Asia is more at risk from disruption of Middle East oil supplies than is either Europe or the US, yet as a whole it is less prepared to deal with such an upheaval, according to UK think-tank Chatham House. The Middle East now supplies nearly 50% of Asian oil consumption, compared with 12% and 16% of the US and Europe respectively.

Half the oil consumed in Asia is supplied from the Middle East, but only Japan and Korea hold high oil stocks and are part of the OECD country’s international energy response mechanism of the International Energy Agency (IEA). Other Asian countries vary in dependence on the Middle East and their capacity to deal with disruptions of oil supply. To mitigate the effects on Asian economies and global oil markets from disruptions in oil supply, energy security expert at Chatham House, John Mitchell, proposes a “pragmatic programme” of preparations.

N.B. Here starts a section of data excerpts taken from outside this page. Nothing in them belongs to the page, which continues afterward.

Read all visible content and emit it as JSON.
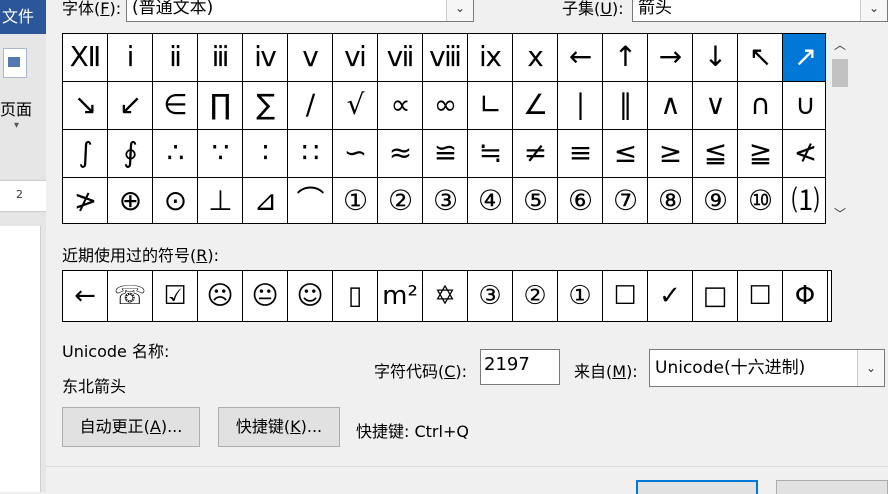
{
  "background_app": {
    "file_tab": "文件",
    "page_label": "页面",
    "ruler_number": "2"
  },
  "dialog": {
    "font_label": "字体(F):",
    "font_label_pre": "字体(",
    "font_label_key": "F",
    "font_label_post": "):",
    "font_value": "(普通文本)",
    "subset_label_pre": "子集(",
    "subset_label_key": "U",
    "subset_label_post": "):",
    "subset_value": "箭头",
    "symbols": [
      "Ⅻ",
      "ⅰ",
      "ⅱ",
      "ⅲ",
      "ⅳ",
      "ⅴ",
      "ⅵ",
      "ⅶ",
      "ⅷ",
      "ⅸ",
      "ⅹ",
      "←",
      "↑",
      "→",
      "↓",
      "↖",
      "↗",
      "↘",
      "↙",
      "∈",
      "∏",
      "∑",
      "∕",
      "√",
      "∝",
      "∞",
      "∟",
      "∠",
      "∣",
      "∥",
      "∧",
      "∨",
      "∩",
      "∪",
      "∫",
      "∮",
      "∴",
      "∵",
      "∶",
      "∷",
      "∽",
      "≈",
      "≌",
      "≒",
      "≠",
      "≡",
      "≤",
      "≥",
      "≦",
      "≧",
      "≮",
      "≯",
      "⊕",
      "⊙",
      "⊥",
      "⊿",
      "⌒",
      "①",
      "②",
      "③",
      "④",
      "⑤",
      "⑥",
      "⑦",
      "⑧",
      "⑨",
      "⑩",
      "⑴"
    ],
    "selected_index": 16,
    "recent_label_pre": "近期使用过的符号(",
    "recent_label_key": "R",
    "recent_label_post": "):",
    "recent_symbols": [
      "←",
      "☏",
      "☑",
      "☹",
      "😐",
      "☺",
      "▯",
      "m²",
      "✡",
      "③",
      "②",
      "①",
      "☐",
      "✓",
      "□",
      "☐",
      "Φ"
    ],
    "unicode_name_label": "Unicode 名称:",
    "unicode_name_value": "东北箭头",
    "char_code_label_pre": "字符代码(",
    "char_code_label_key": "C",
    "char_code_label_post": "):",
    "char_code_value": "2197",
    "from_label_pre": "来自(",
    "from_label_key": "M",
    "from_label_post": "):",
    "from_value": "Unicode(十六进制)",
    "autocorrect_pre": "自动更正(",
    "autocorrect_key": "A",
    "autocorrect_post": ")...",
    "shortcut_btn_pre": "快捷键(",
    "shortcut_btn_key": "K",
    "shortcut_btn_post": ")...",
    "shortcut_text": "快捷键: Ctrl+Q"
  }
}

In his new paper, Asia’s Oil Supply: Risks and Pragmatic Remedies, Mitchell analyses the risks that major Asian oil importers would face if oil supplies through the Strait of Hormuz were disrupted on a large scale – for example, if 10 million barrels a day were interrupted for 90 days. If companies like Saudi Aramco and at KNOC chose to use their remaining supplies to favour their own downstream investments in Asia (and the US), some Asian countries would better off (and European countries worse off) than under any simple sharing based on previous trade patterns.

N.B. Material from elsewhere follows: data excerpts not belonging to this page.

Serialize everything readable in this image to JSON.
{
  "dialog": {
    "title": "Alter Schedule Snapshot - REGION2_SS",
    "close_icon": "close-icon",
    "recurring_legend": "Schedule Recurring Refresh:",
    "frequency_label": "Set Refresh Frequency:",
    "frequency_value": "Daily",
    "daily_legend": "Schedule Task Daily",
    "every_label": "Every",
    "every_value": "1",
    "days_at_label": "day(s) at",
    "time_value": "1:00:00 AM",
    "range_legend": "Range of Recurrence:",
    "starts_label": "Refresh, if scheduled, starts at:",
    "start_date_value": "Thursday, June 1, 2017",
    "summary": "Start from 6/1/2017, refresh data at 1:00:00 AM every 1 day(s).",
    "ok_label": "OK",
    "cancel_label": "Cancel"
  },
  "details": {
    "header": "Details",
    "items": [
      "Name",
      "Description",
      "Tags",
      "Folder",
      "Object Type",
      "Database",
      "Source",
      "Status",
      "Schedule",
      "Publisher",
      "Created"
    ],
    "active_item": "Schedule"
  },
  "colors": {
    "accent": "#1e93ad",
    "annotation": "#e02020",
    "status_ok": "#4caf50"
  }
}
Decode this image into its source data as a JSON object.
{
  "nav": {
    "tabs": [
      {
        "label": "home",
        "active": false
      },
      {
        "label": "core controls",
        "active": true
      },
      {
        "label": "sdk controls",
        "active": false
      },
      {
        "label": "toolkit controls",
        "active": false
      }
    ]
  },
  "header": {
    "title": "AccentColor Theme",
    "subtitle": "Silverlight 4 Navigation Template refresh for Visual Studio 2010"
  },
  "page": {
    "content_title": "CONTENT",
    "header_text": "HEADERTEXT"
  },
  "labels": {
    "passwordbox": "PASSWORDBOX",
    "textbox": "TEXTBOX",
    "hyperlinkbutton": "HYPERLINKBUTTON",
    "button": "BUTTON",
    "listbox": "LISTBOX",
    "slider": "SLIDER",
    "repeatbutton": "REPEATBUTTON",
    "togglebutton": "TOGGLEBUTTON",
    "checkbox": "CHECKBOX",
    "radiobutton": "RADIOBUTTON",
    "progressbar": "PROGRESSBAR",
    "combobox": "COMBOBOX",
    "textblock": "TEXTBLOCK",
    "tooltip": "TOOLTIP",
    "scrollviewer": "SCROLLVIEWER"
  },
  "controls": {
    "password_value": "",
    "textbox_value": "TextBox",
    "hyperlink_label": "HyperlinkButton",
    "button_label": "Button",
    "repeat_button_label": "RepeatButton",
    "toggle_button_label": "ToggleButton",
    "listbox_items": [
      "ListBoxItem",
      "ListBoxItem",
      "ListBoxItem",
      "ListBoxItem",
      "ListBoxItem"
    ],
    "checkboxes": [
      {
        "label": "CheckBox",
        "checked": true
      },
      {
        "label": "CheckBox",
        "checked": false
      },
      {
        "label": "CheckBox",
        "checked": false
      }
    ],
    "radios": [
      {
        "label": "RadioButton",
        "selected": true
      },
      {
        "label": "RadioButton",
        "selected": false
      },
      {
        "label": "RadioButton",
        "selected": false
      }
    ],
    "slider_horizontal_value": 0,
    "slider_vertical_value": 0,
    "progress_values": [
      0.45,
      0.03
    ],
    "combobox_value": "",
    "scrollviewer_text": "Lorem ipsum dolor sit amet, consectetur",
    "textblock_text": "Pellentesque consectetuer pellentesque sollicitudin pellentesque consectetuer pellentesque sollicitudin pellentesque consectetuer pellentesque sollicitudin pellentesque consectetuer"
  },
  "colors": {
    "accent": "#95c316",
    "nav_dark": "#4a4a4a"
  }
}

Disruption of supplies from Middle East would also disrupt the oil trade within Asia. Nearly 30% of Asian consumption is supplied by imports of refined products, mostly from refineries in India, Korea, and Singapore, which, in turn, are dependent on the Middle East for more than half of their crude supplies. How product-exporting companies and countries chose to allocate reduced supplies would affect Australia and Thailand in particular.

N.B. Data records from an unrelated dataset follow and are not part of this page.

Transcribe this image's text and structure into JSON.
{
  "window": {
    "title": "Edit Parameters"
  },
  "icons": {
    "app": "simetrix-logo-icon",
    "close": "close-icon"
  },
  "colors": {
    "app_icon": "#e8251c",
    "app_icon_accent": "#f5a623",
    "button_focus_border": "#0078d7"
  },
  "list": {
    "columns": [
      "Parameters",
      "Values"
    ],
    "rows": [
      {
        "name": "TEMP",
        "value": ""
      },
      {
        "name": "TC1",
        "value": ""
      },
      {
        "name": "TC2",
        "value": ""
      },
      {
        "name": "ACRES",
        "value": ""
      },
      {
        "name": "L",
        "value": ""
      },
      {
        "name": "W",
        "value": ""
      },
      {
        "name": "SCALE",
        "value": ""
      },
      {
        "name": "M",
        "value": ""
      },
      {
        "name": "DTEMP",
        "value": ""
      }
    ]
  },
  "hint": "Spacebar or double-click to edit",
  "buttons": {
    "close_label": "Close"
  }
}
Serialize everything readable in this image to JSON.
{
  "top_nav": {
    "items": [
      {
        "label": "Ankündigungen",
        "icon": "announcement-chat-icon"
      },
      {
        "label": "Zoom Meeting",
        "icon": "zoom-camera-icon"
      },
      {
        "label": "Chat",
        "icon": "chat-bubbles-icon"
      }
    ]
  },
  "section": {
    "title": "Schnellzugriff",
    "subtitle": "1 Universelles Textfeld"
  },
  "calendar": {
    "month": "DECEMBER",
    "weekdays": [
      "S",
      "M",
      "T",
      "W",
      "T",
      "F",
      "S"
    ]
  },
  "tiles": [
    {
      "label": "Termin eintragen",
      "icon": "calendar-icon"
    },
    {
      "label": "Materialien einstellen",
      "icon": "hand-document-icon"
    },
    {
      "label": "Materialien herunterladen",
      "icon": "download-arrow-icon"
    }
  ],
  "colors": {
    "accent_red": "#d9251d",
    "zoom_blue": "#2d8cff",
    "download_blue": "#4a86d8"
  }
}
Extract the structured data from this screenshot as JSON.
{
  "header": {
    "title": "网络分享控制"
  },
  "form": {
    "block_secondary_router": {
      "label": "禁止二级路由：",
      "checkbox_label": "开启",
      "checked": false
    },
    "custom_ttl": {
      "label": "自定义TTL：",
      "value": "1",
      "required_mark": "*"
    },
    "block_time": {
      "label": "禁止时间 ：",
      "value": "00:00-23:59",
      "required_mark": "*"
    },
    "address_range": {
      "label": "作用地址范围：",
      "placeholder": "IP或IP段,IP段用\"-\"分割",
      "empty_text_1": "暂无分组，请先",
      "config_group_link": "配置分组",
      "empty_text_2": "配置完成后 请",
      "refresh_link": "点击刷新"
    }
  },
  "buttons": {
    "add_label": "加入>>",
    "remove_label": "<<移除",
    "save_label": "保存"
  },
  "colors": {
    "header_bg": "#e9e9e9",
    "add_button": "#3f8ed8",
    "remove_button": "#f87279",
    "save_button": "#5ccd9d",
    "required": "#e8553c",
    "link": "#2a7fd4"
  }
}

An increase in the price of oil resulting from a disruption in supplies would impact on the balance of payments of importing countries in proportion to the value of oil imports relative to that of non-oil exports. This varies considerably from country to country in Asia: in 2012, 60% of Pakistan's non-oil exports were used to pay for net oil imports, while the corresponding figure for China was just over 10%. An oil price increase would also have a fiscal impact in countries that subsidise oil consumption .

A key question, according to Mitchell, is to what extent governments can rely on the flexibility of the global oil market to respond to a major disruption. Government interventions are almost inevitable, but will be uncertain and uncoordinated. There will be confusion among governments and companies as regards their obligations; the most likely result would be a free-for-all in the market and large price increases reflecting local shortages and the uncertainties about government actions.

To minimise these consequences, the report recommends:

•Establishing a process involving the IEA, China and India to facilitate a very rapid and convincing announcement of a coherent response to any major disruption in Middle East oil supplies;

•Developing more schemes by which exporting national oil companies hold stocks in importing countries;

•Clarifying the policies of crude and oil-product exporters for allocating supplies between domestic consumption, exports and bunkers when those supplies are curtailed by disruption, especially in Asian product-exporting countries;

•Developing mechanisms to target a rapid release of emergency stocks to companies affected by force majeure disruptions; and

•Promoting government and industry cooperation at the national level to ensure continuity of supply to consumers in the event of disruption.